For physical packaging, survey inserts offering discounts on future purchases or other premiums can induce wary watchers to scratch a few hash marks on a card and drop it in the mail. Banner advertising on a variety of adult sites with coded response URLs for each can tell us something about where our target markets surf.
And for bigger releases, I wouldn't rule out some of the tactics employed in mainstream.
Screenings and promo parties not only generate buzz, they allow marketing personnel to interact with a public specifically interested in a given company's particular type of program, as opposed to porn in general or porn stars in particular.
But all these measures just chip away at the great, unanswered question that haunts every producer: Who watches porn in the first place?
Because of what we assume from the early days of theatrical exhibition and arcade traffic, we tend to pitch our products toward sexually frustrated guys in the 25-to-45 age bracket.
Of course, by doing so, we attract a lot of those guys. But we also make a lot of products that don't attract, or even repel, large blocks of other prospective buyers.
Anecdotally, we suspect that a lot of women watch gay porn because the guys are better looking. Since big feature companies started paying more attention to the attractiveness of straight male performers, they're undoubtedly pulling in more women and couples.

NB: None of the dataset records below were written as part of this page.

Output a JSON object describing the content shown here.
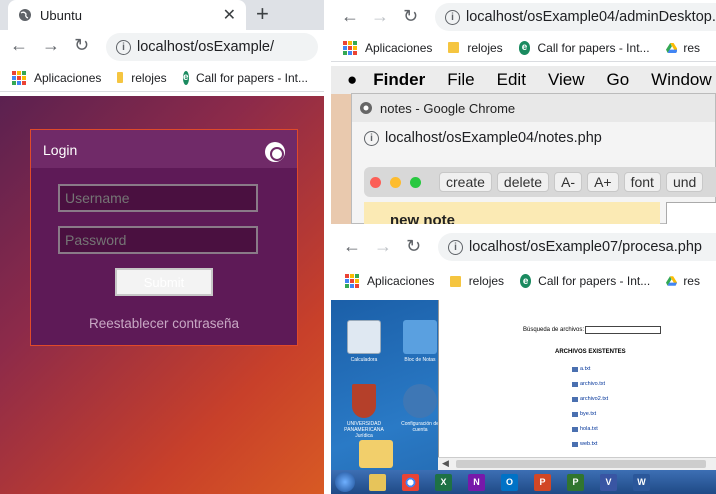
{
  "left_window": {
    "tab": {
      "title": "Ubuntu",
      "close": "✕",
      "new_tab": "+"
    },
    "nav": {
      "url": "localhost/osExample/"
    },
    "bookmarks": [
      {
        "label": "Aplicaciones",
        "icon": "apps-icon"
      },
      {
        "label": "relojes",
        "icon": "folder-icon"
      },
      {
        "label": "Call for papers - Int...",
        "icon": "cfp-icon"
      }
    ],
    "login": {
      "title": "Login",
      "username_placeholder": "Username",
      "password_placeholder": "Password",
      "submit_label": "Submit",
      "reset_link": "Reestablecer contraseña"
    }
  },
  "right_top_window": {
    "nav": {
      "url": "localhost/osExample04/adminDesktop.p"
    },
    "bookmarks": [
      {
        "label": "Aplicaciones",
        "icon": "apps-icon"
      },
      {
        "label": "relojes",
        "icon": "folder-icon"
      },
      {
        "label": "Call for papers - Int...",
        "icon": "cfp-icon"
      },
      {
        "label": "res",
        "icon": "drive-icon"
      }
    ],
    "mac_menu": [
      "Finder",
      "File",
      "Edit",
      "View",
      "Go",
      "Window"
    ],
    "notes_window": {
      "title": "notes - Google Chrome",
      "url": "localhost/osExample04/notes.php",
      "toolbar": [
        "create",
        "delete",
        "A-",
        "A+",
        "font",
        "und"
      ],
      "note_title": "new note"
    }
  },
  "right_bottom_window": {
    "nav": {
      "url": "localhost/osExample07/procesa.php"
    },
    "bookmarks": [
      {
        "label": "Aplicaciones",
        "icon": "apps-icon"
      },
      {
        "label": "relojes",
        "icon": "folder-icon"
      },
      {
        "label": "Call for papers - Int...",
        "icon": "cfp-icon"
      },
      {
        "label": "res",
        "icon": "drive-icon"
      }
    ],
    "desktop_icons": [
      {
        "label": "Calculadora"
      },
      {
        "label": "Bloc de Notas"
      },
      {
        "label": "UNIVERSIDAD PANAMERICANA Jurídica"
      },
      {
        "label": "Configuración de cuenta"
      }
    ],
    "page": {
      "search_label": "Búsqueda de archivos:",
      "files_title": "ARCHIVOS EXISTENTES",
      "files": [
        "a.txt",
        "archivo.txt",
        "archivo2.txt",
        "bye.txt",
        "hola.txt",
        "web.txt"
      ]
    },
    "taskbar_icons": [
      "X",
      "N",
      "O",
      "P",
      "P",
      "V",
      "W"
    ]
  }
}
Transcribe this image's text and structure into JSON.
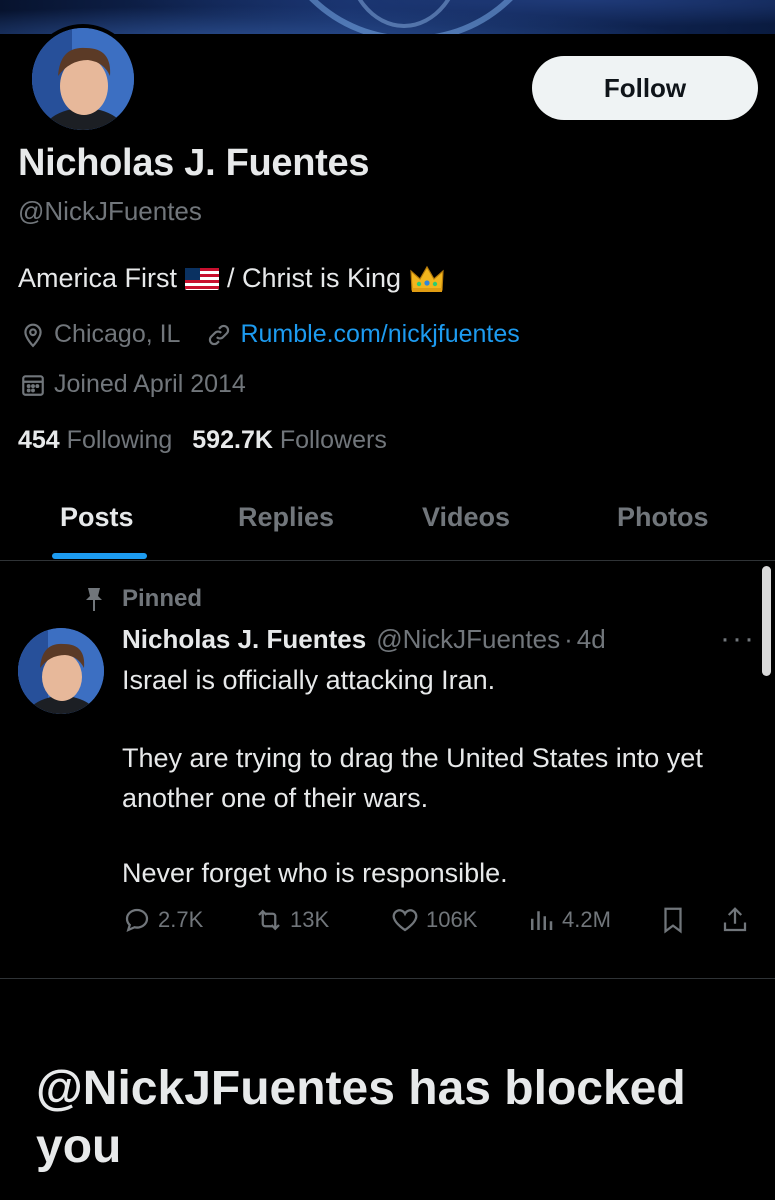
{
  "profile": {
    "name": "Nicholas J. Fuentes",
    "handle": "@NickJFuentes",
    "follow_label": "Follow",
    "bio_part1": "America First",
    "bio_part2": "/ Christ is King",
    "location": "Chicago, IL",
    "website": "Rumble.com/nickjfuentes",
    "joined": "Joined April 2014",
    "following_count": "454",
    "following_label": "Following",
    "followers_count": "592.7K",
    "followers_label": "Followers"
  },
  "tabs": [
    {
      "label": "Posts",
      "active": true
    },
    {
      "label": "Replies",
      "active": false
    },
    {
      "label": "Videos",
      "active": false
    },
    {
      "label": "Photos",
      "active": false
    }
  ],
  "post": {
    "pinned_label": "Pinned",
    "author_name": "Nicholas J. Fuentes",
    "author_handle": "@NickJFuentes",
    "separator": "·",
    "age": "4d",
    "more": "···",
    "lines": [
      "Israel is officially attacking Iran.",
      "They are trying to drag the United States into yet another one of their wars.",
      "Never forget who is responsible."
    ],
    "replies": "2.7K",
    "reposts": "13K",
    "likes": "106K",
    "views": "4.2M"
  },
  "blocked_message": "@NickJFuentes has blocked you",
  "colors": {
    "background": "#000000",
    "text": "#e7e9ea",
    "muted": "#71767b",
    "accent": "#1d9bf0",
    "button_bg": "#eff3f4"
  },
  "icons": [
    "location-icon",
    "link-icon",
    "calendar-icon",
    "pin-icon",
    "reply-icon",
    "repost-icon",
    "like-icon",
    "views-icon",
    "bookmark-icon",
    "share-icon",
    "flag-icon",
    "crown-icon"
  ]
}
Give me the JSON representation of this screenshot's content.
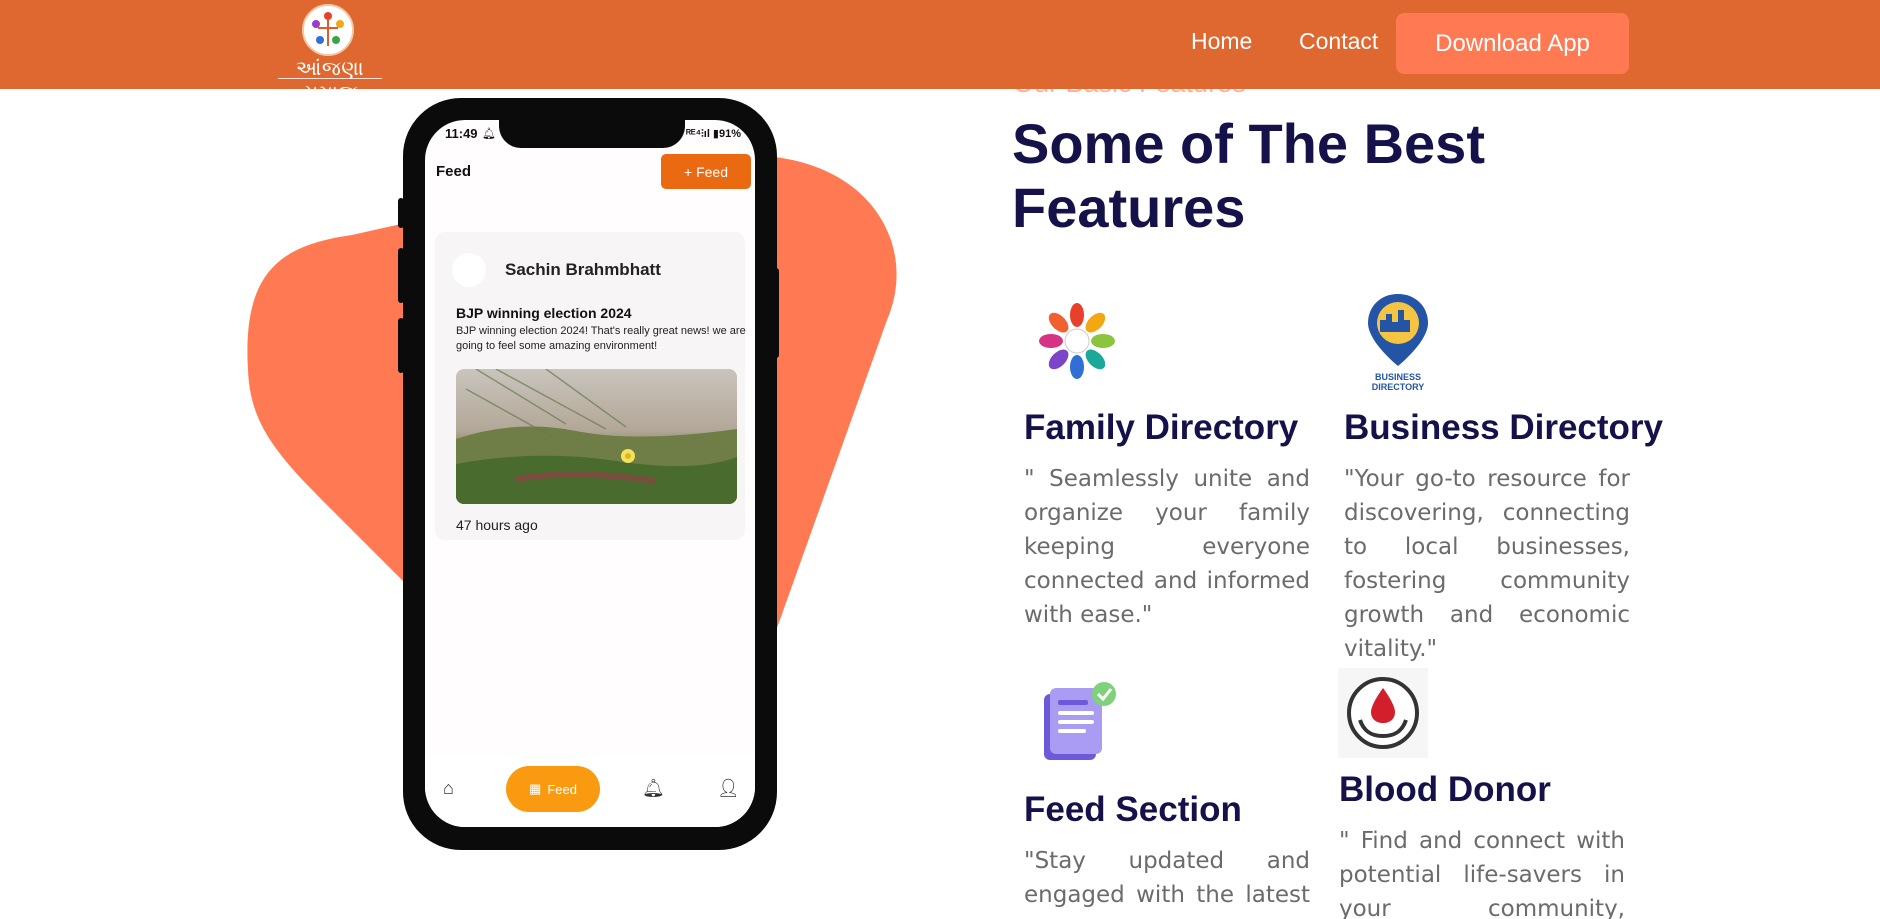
{
  "header": {
    "logo_text": "આંજણા સમાજ",
    "nav": {
      "home": "Home",
      "contact": "Contact"
    },
    "download_label": "Download App",
    "bg_color": "#de682f",
    "button_color": "#ff7a52"
  },
  "phone": {
    "status": {
      "time": "11:49",
      "right": "ᴿᴱ⁴⫶ıl ▮91%"
    },
    "feed_title": "Feed",
    "add_feed_label": "+ Feed",
    "post": {
      "author": "Sachin Brahmbhatt",
      "heading": "BJP winning election 2024",
      "body": "BJP winning election 2024! That's really great news! we are going to feel some amazing environment!",
      "time": "47 hours ago"
    },
    "bottom_nav": {
      "feed_label": "Feed"
    }
  },
  "features": {
    "subtitle": "Our Basic Features",
    "title": "Some of The Best Features",
    "items": [
      {
        "title": "Family Directory",
        "desc": "\" Seamlessly unite and organize your family keeping everyone connected and informed with ease.\"",
        "icon": "family-directory-icon"
      },
      {
        "title": "Business Directory",
        "desc": "\"Your go-to resource for discovering, connecting to local businesses, fostering community growth and economic vitality.\"",
        "icon": "business-directory-icon",
        "icon_label": "BUSINESS DIRECTORY"
      },
      {
        "title": "Feed Section",
        "desc": "\"Stay updated and engaged with the latest news,",
        "icon": "feed-section-icon"
      },
      {
        "title": "Blood Donor",
        "desc": "\" Find and connect with potential life-savers in your community, making a",
        "icon": "blood-donor-icon"
      }
    ]
  },
  "colors": {
    "title": "#15124a",
    "blob": "#ff7a52",
    "text": "#6b6b6b"
  }
}
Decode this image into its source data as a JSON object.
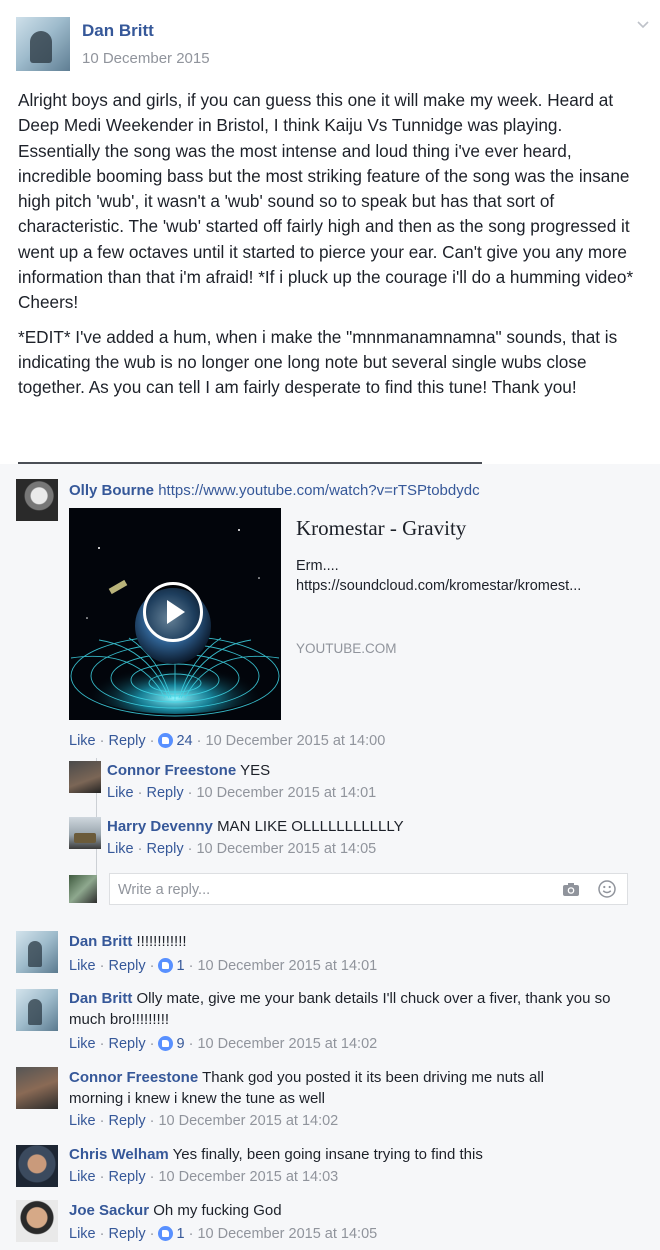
{
  "post": {
    "author": "Dan Britt",
    "date": "10 December 2015",
    "paragraphs": [
      "Alright boys and girls, if you can guess this one it will make my week. Heard at Deep Medi Weekender in Bristol, I think Kaiju Vs Tunnidge was playing. Essentially the song was the most intense and loud thing i've ever heard, incredible booming bass but the most striking feature of the song was the insane high pitch 'wub', it wasn't a 'wub' sound so to speak but has that sort of characteristic. The 'wub' started off fairly high and then as the song progressed it went up a few octaves until it started to pierce your ear. Can't give you any more information than that i'm afraid! *If i pluck up the courage i'll do a humming video*\nCheers!",
      "*EDIT* I've added a hum, when i make the \"mnnmanamnamna\" sounds, that is indicating the wub is no longer one long note but several single wubs close together. As you can tell I am fairly desperate to find this tune! Thank you!"
    ]
  },
  "comments": [
    {
      "author": "Olly Bourne",
      "text": "https://www.youtube.com/watch?v=rTSPtobdydc",
      "like": "Like",
      "reply": "Reply",
      "reactions": "24",
      "time": "10 December 2015 at 14:00",
      "preview": {
        "title": "Kromestar - Gravity",
        "desc_line1": "Erm....",
        "desc_line2": "https://soundcloud.com/kromestar/kromest...",
        "domain": "YOUTUBE.COM"
      },
      "replies": [
        {
          "author": "Connor Freestone",
          "text": "YES",
          "like": "Like",
          "reply": "Reply",
          "time": "10 December 2015 at 14:01"
        },
        {
          "author": "Harry Devenny",
          "text": "MAN LIKE OLLLLLLLLLLLY",
          "like": "Like",
          "reply": "Reply",
          "time": "10 December 2015 at 14:05"
        }
      ],
      "reply_placeholder": "Write a reply..."
    },
    {
      "author": "Dan Britt",
      "text": "!!!!!!!!!!!!",
      "like": "Like",
      "reply": "Reply",
      "reactions": "1",
      "time": "10 December 2015 at 14:01"
    },
    {
      "author": "Dan Britt",
      "text": "Olly mate, give me your bank details I'll chuck over a fiver, thank you so much bro!!!!!!!!!",
      "like": "Like",
      "reply": "Reply",
      "reactions": "9",
      "time": "10 December 2015 at 14:02"
    },
    {
      "author": "Connor Freestone",
      "text": "Thank god you posted it its been driving me nuts all morning i knew i knew the tune as well",
      "like": "Like",
      "reply": "Reply",
      "time": "10 December 2015 at 14:02"
    },
    {
      "author": "Chris Welham",
      "text": "Yes finally, been going insane trying to find this",
      "like": "Like",
      "reply": "Reply",
      "time": "10 December 2015 at 14:03"
    },
    {
      "author": "Joe Sackur",
      "text": "Oh my fucking God",
      "like": "Like",
      "reply": "Reply",
      "reactions": "1",
      "time": "10 December 2015 at 14:05"
    }
  ],
  "meta_separator": " · ",
  "colors": {
    "link": "#365899",
    "meta": "#90949c",
    "reaction": "#5890ff",
    "comments_bg": "#f6f7f9"
  },
  "icons": {
    "chevron": "chevron-down-icon",
    "camera": "camera-icon",
    "emoji": "emoji-icon",
    "play": "play-icon",
    "like": "like-reaction-icon"
  }
}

Likewise, the assumption that the women-and-couples market prefers plot and dialogue to wall-to-wall sex may be an anachronism from a time when that market was principally cable-oriented, as opposed to buying physical products or downloads via the web. Wall-towall sex with high-production values and a minimum of stunt-sex may be just what that market, which has grown bolder over time, now craves.
While it may be a bit early to call in the consultants just yet, we simply can't afford the luxury of trial-and-error marketing under the current challenging conditions.
What we don't know can't just hurt us, it can bury us, and as of right now when it comes to who buys our stuff and what they really want, Goldman's axiom applies with a vengeance. We don't know anything, and that's got to change.